Asteria couldn’t live with that.
***
She brooded until 2089, when she had already retired from Naxon. Asteria had never married, which she legitimized as a secret agent. But it had truly been led by fear of who she really was, or rather, where she was supposed to be. Asteria, now with white hair, wrinkled skin, and a vision enhancer, was nothing like Astraea remembered.
She forced herself to enter the room. The place that she dreaded beyond all terrors on her missions, beyond the horror of the day she first found out about this brain swap.
Asteria entered the room with the machine and vat. She was a bit worried that perhaps the machine to keep Astraea’s brain alive had stopped working after all these years. But fortunately, or rather unfortunately for Asteria, the machine was active. It was an intricate contraption with a seat and capsule that would lower over Asteria’s head, and it had a tube for the brain swap.
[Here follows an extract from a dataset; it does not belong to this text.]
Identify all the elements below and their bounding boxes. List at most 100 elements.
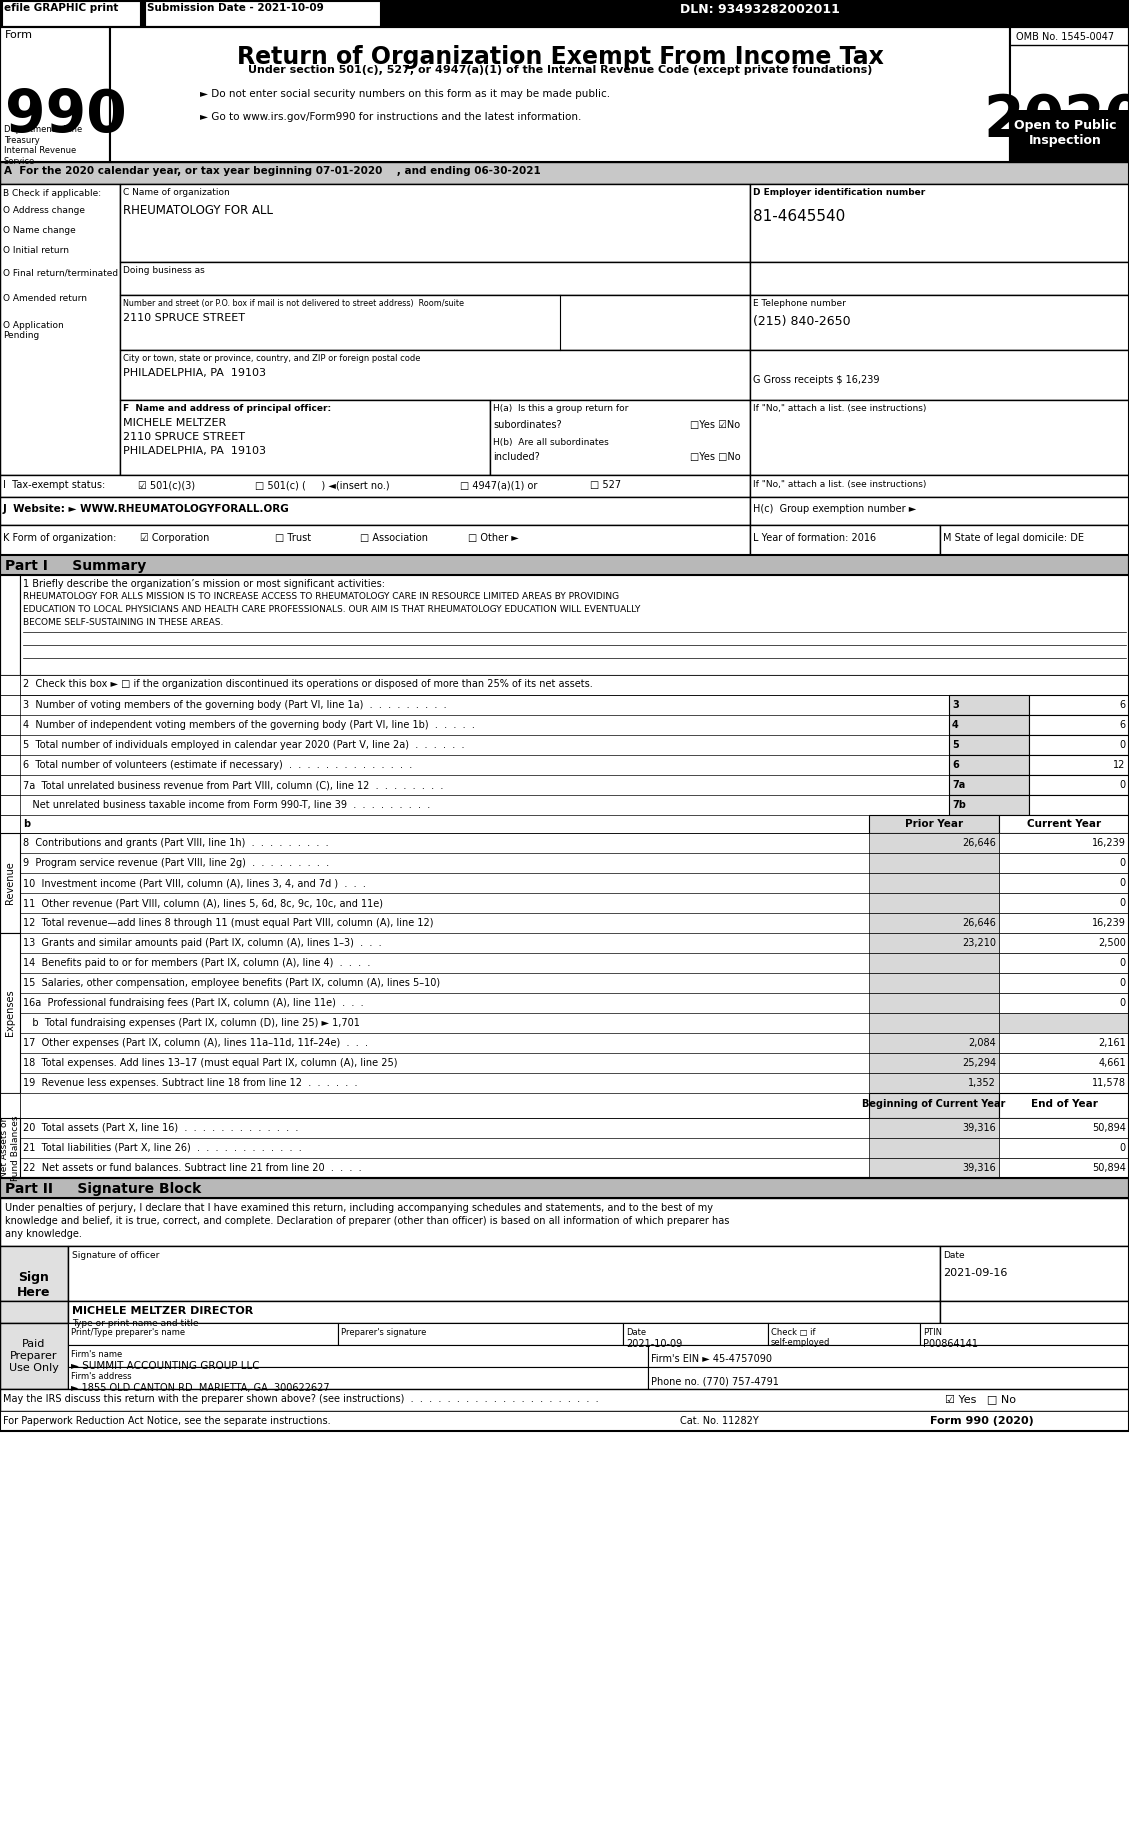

Asteria knew that she couldn’t wait any longer. She had nothing to fear from Naxon, and her life wouldn’t last much longer anyway. But that introduced another problem: would Astraea really want to be revived inside an aged body, having skipped more than half of her life? Asteria had no idea, but knew that she would have wanted to live for as long as possible. That is, of course, exactly what she tried to do.
Yet having gained a new perspective during her life, she was no longer content to keep living illegitimately. So with anxiety, Asteria stuck a note on the seat of the machine, a tiny apology for Astraea, before sitting down. She couldn’t make her sister a recording or a longer note, for she knew that would it would deter her from the task needing to be done and likely postpone it for more years.
Asteria pressed the button. The capsule closed down around her head, enveloping her with gas.
***
A while later, Asteria awoke. She didn’t feel any different, and immediately looked around the room for signs that Astraea had been alive. There was a note by her arm, and with her heart beating to a rapid crescendo, Asteria read: Keep your life.

Asteria felt awful, and it was not merely because of the recent transfer. She couldn’t take it, so pressed the button again.
***
She was back, and as miserable as ever. There was no additional note, but Astraea had stuck the previous one back on the chair.

Asteria realized that it was no use trying to switch back. It was too late for Astraea, and it was truly too late for herself too. With stiff legs that Astraea would have been unfamiliar with, Asteria left the room.
Many times had she tried to swap again, and many times Astraea had refused it.
So Asteria got the longer life she wanted. Until her brain, Astraea’s brain, and their body died naturally, Asteria never forgot Astraea again.
Such was the curse of her decision on April 25, 2044.